Keine genauen Zahlen
Genaue Zahlen gäbe es derzeit noch nicht, so Behrend: „Ich arbeite gerade an einer aktuellen Ertragssituation.“ Er geht aber davon aus, „dass viel mehr als 10 000 Euro ans Zinserträgen nicht mehr zu erwirtschaften sein werden“. Dieser mageren Summe stehen die 60 000 bis 65 000 Euro an Betriebskosten jährlich gegenüber. Einen Antrag, in dem es um die Erhaltung des Leder- und Gerbermuseums geht, hat die CDU für die heutige Sitzung des Kulturausschusses eingebracht….. Angeblich verhandele die Stiftung derzeit mit der Landesregierung NRW mit dem Ziel, die Trägerschaft für das Museum ans Land abzugeben, so die CDU. Das weist Behrendt klar zurück:……… Das Leder- und Gerbermuseum war schon immer „Chefsache“, ob bei Dagmar Mühlenfeld oder jetzt bei Oberbürgermeister Ulrich Scholten. Im Rathaus sind die Probleme angekommen. „Der Oberbürgermeister arbeitet an einer Lösung“, sagt Kulturdezernent Ulrich Ernst. …… weil sich die Stiftung NRW über den Landschaftsverband Rheinland damals an dem Museum mit 770 000 DM beteiligte, ist die Stadt die Verpflichtung eingegangen, das Haus über 25 Jahre zu erhalten. Zudem beschloss der Rat 2002 einstimmig eine Ausfallbürgschaft für den Fall, dass die Stadt einspringt, falls der Förderverein seinen Verpflichtungen nicht mehr nachkommen kann.
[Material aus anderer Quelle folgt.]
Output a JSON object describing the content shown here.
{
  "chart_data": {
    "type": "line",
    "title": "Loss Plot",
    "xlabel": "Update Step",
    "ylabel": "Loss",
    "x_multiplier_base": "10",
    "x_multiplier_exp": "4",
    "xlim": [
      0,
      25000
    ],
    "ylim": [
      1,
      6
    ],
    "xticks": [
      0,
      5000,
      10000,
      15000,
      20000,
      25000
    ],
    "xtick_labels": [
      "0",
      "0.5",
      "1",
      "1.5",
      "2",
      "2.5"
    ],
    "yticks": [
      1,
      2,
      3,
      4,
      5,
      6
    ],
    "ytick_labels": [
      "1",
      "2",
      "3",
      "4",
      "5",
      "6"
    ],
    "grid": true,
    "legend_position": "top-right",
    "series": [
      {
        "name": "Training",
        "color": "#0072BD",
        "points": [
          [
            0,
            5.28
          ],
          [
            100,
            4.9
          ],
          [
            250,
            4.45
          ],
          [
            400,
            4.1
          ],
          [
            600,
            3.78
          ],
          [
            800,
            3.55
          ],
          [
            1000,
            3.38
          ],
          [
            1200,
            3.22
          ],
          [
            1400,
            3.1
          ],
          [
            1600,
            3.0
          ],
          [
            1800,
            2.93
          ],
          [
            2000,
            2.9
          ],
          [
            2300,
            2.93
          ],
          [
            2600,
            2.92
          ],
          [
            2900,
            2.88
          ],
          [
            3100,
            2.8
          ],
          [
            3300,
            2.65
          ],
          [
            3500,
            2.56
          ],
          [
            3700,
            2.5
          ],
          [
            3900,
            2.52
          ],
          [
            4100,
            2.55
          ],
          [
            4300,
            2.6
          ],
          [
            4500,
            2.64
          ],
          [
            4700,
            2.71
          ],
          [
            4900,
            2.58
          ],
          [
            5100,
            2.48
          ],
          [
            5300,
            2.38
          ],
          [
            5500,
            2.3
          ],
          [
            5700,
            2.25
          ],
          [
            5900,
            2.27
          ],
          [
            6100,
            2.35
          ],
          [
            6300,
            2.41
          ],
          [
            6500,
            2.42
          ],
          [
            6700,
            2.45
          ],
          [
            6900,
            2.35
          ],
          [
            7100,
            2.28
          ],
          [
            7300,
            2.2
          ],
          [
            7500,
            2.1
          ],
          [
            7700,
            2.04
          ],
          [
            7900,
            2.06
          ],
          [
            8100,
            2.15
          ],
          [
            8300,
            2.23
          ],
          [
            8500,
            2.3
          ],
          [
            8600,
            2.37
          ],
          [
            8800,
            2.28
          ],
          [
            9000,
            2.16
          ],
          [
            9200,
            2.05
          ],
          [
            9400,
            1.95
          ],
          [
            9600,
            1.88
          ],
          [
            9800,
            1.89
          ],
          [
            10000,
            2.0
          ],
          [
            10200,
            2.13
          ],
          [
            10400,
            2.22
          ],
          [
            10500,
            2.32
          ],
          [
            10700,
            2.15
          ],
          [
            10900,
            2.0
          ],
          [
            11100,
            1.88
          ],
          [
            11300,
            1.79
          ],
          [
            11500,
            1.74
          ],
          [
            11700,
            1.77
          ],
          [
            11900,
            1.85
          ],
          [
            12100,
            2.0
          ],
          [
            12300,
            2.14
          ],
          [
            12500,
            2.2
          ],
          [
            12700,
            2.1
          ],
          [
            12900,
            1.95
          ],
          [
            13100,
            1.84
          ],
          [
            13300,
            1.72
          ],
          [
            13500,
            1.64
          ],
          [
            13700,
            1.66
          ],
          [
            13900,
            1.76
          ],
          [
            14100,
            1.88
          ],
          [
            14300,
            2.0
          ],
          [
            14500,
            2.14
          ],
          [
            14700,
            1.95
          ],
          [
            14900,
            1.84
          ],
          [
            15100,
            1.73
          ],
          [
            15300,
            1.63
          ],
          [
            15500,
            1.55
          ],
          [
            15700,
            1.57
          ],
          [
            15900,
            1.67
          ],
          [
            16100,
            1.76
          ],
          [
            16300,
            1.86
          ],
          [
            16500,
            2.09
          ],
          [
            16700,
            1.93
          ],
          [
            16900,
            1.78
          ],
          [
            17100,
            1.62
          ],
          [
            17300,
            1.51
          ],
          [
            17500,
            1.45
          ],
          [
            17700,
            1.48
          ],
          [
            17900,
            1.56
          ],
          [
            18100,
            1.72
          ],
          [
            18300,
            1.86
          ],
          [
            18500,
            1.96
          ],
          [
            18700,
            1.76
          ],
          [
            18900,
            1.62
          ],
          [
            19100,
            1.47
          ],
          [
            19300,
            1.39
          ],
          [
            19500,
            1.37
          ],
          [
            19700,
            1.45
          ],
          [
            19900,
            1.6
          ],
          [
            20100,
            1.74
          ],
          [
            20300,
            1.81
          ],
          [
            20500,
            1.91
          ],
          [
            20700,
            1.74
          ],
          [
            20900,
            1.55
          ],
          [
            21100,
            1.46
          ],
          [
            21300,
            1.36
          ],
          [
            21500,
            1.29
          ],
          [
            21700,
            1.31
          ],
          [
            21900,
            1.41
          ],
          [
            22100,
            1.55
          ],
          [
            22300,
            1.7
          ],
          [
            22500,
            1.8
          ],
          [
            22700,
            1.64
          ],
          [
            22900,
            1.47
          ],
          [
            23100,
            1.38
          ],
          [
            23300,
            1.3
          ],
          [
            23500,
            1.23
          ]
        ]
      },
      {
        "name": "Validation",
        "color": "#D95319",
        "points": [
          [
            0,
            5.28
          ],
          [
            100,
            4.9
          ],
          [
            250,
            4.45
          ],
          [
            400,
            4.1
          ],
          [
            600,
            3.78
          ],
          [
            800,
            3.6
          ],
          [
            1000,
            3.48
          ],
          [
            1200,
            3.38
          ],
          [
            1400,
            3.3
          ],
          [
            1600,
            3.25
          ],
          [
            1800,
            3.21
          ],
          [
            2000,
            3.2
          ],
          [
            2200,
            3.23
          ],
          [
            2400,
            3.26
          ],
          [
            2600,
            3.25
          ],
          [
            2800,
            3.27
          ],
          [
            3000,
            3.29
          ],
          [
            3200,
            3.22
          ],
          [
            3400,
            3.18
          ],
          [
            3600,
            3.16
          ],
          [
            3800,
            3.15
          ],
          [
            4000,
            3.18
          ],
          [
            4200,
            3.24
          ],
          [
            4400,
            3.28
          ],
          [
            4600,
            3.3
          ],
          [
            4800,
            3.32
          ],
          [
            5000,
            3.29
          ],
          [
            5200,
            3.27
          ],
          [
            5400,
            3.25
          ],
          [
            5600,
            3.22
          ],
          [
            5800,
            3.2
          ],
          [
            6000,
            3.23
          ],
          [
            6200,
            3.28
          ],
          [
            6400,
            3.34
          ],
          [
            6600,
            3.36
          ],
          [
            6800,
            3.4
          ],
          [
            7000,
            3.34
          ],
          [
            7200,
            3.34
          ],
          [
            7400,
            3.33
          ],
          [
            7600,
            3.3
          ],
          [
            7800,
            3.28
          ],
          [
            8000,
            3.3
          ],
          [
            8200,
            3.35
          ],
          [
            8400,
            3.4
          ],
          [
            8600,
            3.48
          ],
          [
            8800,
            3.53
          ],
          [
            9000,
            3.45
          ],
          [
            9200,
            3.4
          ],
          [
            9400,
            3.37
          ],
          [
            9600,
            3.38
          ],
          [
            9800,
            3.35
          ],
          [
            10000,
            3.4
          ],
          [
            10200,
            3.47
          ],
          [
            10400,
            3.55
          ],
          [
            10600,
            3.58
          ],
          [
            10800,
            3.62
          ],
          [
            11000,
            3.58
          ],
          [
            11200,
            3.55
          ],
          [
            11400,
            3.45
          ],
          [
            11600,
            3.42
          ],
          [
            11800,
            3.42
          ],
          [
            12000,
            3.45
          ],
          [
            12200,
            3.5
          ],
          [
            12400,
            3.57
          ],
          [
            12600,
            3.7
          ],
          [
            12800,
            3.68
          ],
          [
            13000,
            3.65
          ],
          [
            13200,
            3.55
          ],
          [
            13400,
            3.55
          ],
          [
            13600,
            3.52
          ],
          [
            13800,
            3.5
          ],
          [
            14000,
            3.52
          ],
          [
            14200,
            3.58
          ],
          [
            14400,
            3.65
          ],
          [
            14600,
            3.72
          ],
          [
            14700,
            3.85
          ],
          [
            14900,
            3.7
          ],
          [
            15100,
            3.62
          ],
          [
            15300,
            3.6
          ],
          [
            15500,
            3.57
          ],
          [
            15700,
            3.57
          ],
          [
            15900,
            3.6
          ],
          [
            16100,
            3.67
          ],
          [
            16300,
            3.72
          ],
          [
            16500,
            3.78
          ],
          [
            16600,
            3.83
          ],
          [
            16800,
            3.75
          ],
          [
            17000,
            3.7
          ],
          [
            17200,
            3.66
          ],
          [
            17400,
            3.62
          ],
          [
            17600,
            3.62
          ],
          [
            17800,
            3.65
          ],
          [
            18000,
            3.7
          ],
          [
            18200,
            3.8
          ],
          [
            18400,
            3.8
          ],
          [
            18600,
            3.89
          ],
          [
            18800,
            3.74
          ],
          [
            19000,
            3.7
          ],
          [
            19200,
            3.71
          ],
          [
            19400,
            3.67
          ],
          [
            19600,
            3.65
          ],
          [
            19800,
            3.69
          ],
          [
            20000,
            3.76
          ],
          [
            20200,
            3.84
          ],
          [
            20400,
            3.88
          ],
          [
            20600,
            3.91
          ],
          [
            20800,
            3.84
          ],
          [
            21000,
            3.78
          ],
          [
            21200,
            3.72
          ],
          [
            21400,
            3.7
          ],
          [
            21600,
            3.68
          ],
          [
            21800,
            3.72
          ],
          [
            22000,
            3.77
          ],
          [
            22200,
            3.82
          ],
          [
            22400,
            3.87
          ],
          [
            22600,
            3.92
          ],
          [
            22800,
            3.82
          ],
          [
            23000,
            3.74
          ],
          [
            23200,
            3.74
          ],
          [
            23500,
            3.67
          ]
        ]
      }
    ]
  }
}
….. Doch wo soll das Geld für den Erhalt des Museums bei der klammen Haushaltslage jetzt herkommen? Bislang war die Stadt finanziell nicht engagiert. Die Betriebskosten konnten viele Jahre über die Stiftung abgedeckt werden. In deren Gründungsphase Anfang 2000 gab die Mülheimer Sparkasse 50 000 DM, die Stiftung NRW speiste über den Landschaftsverband Rheinland 770 000 DM ein, der Förderverein, Privatleute und die Mülheimer Wirtschaft beteiligten sich. Über die Sparkasse ist Thomas Behrendt ehrenamtlich als Stiftungsgeschäftsführer aktiv. Seine Vorgänger, so Behrendt, „haben das Stiftungskapital sauber erhalten und gut gewirtschaftet.“ ……. 

Im Kulturausschuss am 28.10.16 verkündete OB Scholten, dass das Museum an die MST angedockt werde, ohne dass diese städtische GmbH, die selbst jährlich Millionen Subventionen benötigt, sich an den Kosten beteiligen werde. Na denn, nach Lösung sieht das nicht aus und auch der LVR hat bereits abgewunken, dass von dort keine erneute Unterstützung möglich sei.